共同体社会の実現
324357 新しい教育法!?オランダで広まっているイエナプランとは?
 
日出・真田十勇士 ( 41 京都 会社員 ) 17/02/17 PM08 【印刷用へ
「未来の子どものための学び」としては、今迄の学校教育制度は解体され、それぞれの地域で生まれ受け継がれた、独自の知恵や知識の探索を未来の子供達はそれぞれのコミュニティーで行う機運が高まっている。

学校という垣根を取っ払い地域の中核施設としての役割を今後は求められるように思います。

まちなかの大きな家としての役割に、学校は変化する必要がある。

その特質のもとで生まれ育ったものを、大切に全体でも共有し生かしあうこと。そんな動きが当たり前になる未来が来る予感がする。

リンク より以下転載。

ドイツで生まれ、オランダで普及されている教育方法イエナプラン
イエナプランとは?

イエナプランは1923年にイエナ大学の教育学教授だったペーター・ペーターゼン教授によって始められました。
彼は「教授法から教育学へ」をテーマに4〜16歳の子供たちの教育方法を再編していきました。
1924年に子どもたちが“根幹グループと呼ばれる異なる年齢のグループで教育を受ける”という小さな試みが始められたのがきっかけでした。
その後オランダのスース・フロイデンタール・ルターが1955年にペーターゼンのイエナプランを発見し、研究が重ねられ、1962年にイエナプラン・スクール建設され、以降驚くべき早さで普及し、現在220校以上のスクールがオランダで活動しています。

■イエナプランの特徴
1. 根幹グループ
イエナプランスクールでは学級は異年齢の子どもたちによって構成されています。
通常、3学年にわたる子どもたち(例外的に2学年にわたる子どもたちの場合もあり)が「根幹グループ(ファミリー・グループ)」と呼ばれる学級に属します。
学級担任の教員は「グループ・リーダー」と呼ばれ、毎年新学年になるごとに、年長の子どもたちが次のグループに進学し、新しく年少の子どもたちがグループに参加する形です。原則として、担任であるグループ・リーダーは交替されません。
これにより子供たち自身で「教える」⇔「教わる」関係を構築することができるため、先生が前にたって授業をせず、フォロワーとして支える授業スタイルが可能となるのです。

2. 4つのサイクル ― 会話、遊び、仕事、催し
学校での活動は、会話・遊び・仕事(学習)・催しという4つの基本活動を循環的に行います。
会話は、サークルを作ってグループリーダーも生徒と共に参加して行われます。
遊びは、教育学上の効果を期待したゲーム遊びなどのことで、企画されたもの、自由遊びなど様々な形態が用いられます。
仕事(学習)は、自立学習と共同学習の2種類があり、どちらも課題を意識してそれを達成するために行われます。
催しは、週のはじめの会、週の終りの会、特別の年中行事、教員や生徒の誕生日などで、喜怒哀楽の感情を共有して学校における共同体意識を育てることに目的が置かれています。

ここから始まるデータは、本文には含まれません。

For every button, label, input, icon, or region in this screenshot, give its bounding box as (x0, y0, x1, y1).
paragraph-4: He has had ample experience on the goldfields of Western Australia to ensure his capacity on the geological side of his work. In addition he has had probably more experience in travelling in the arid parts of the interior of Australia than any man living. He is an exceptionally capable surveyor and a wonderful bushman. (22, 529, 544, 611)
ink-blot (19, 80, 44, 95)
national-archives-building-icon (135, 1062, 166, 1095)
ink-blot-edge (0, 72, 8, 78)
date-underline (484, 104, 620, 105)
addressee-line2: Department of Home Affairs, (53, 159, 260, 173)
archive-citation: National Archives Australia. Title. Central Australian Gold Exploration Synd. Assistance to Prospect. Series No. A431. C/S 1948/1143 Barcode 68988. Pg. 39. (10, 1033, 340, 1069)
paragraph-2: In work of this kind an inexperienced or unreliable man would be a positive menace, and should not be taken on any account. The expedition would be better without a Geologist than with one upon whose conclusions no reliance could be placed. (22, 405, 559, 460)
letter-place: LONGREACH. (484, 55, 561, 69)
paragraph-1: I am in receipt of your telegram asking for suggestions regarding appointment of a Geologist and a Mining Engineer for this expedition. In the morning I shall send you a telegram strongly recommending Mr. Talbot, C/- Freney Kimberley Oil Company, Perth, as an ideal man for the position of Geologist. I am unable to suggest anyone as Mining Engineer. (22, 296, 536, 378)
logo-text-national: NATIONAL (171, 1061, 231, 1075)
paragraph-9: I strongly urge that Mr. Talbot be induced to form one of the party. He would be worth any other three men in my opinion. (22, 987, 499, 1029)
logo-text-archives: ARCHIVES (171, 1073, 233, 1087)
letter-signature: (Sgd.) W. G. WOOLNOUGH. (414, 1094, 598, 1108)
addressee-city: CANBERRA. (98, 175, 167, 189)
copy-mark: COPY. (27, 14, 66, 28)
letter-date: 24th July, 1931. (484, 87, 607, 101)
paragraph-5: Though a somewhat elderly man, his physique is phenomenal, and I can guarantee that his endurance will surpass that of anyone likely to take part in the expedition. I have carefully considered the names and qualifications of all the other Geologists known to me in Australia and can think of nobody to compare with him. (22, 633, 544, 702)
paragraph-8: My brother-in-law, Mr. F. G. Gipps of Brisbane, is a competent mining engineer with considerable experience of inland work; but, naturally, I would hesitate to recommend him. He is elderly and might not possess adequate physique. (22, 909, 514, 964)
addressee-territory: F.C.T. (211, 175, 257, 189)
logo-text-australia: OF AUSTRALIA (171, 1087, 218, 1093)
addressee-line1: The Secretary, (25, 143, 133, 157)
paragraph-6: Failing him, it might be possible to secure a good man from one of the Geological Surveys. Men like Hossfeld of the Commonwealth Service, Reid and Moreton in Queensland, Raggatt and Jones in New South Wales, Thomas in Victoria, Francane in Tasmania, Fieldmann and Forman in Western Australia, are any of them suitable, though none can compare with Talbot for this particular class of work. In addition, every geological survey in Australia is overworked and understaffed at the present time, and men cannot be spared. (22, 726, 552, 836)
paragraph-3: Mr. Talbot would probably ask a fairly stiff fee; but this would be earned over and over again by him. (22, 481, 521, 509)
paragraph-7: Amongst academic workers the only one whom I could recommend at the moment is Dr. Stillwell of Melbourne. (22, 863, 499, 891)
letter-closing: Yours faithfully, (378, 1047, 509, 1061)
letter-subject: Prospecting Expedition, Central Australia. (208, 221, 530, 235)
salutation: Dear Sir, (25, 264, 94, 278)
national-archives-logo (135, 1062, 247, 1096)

また、この4つの活動を循環的に行うために、時間割は教科別で作られず、4つの活動のリズミックな交替をもとにして作られています。
この4つのサイクルにより、子供達は自発的に考え、行動し、意見を述べることができるのでしょう。

3. リビングルームとしての教室
生と仕事の場としての学校を目的とし、学校は子どもと教員と保護者とからなる共同体とみなし、子どもが大半の時間を過ごす場として、リビングルームとしての環境づくりを強調します。
子どもたちは、ちょうど、ある家族などがそうであるように、年齢の異なる子どもたちから成っている根幹グループに置かれるのです。
どの根幹グループも、グループの空間、つまり、とても家庭的な環境を持ち、それは、子どもたちと一緒に作られ維持されていくものです。
こうして、子どもたちは、空間に対して、自分たちの空間であるという責任を学んでいくのでしょう。

4. ワールドオリエンテーション
イエナプラン教育では、理科・社会科など教科の区別はなく、ワールドオリエンテーションという総合学習の形態を用いられています。この考え方、教材、教育方法、カリキュラムは、オランダで特に大きく発達し、年間およそ8〜9のテーマを決め、学校全体で同じテーマに取り組みます。
基本的に、テーマである対象物に対する子どもの問いかけを学習の出発点とし、自分たちがあげた問いを整理して、それに対する答え探しの手順を話し合い、計画して学習を進める、というプロセスに、グループリーダーはファシリテーターの役割を果たしながらかかわります。

こうすることで子供達は自ら問いに意味を見出し、積極的に問題解決へ向かうことで、論理的思考を鍛えることができるのでしょう。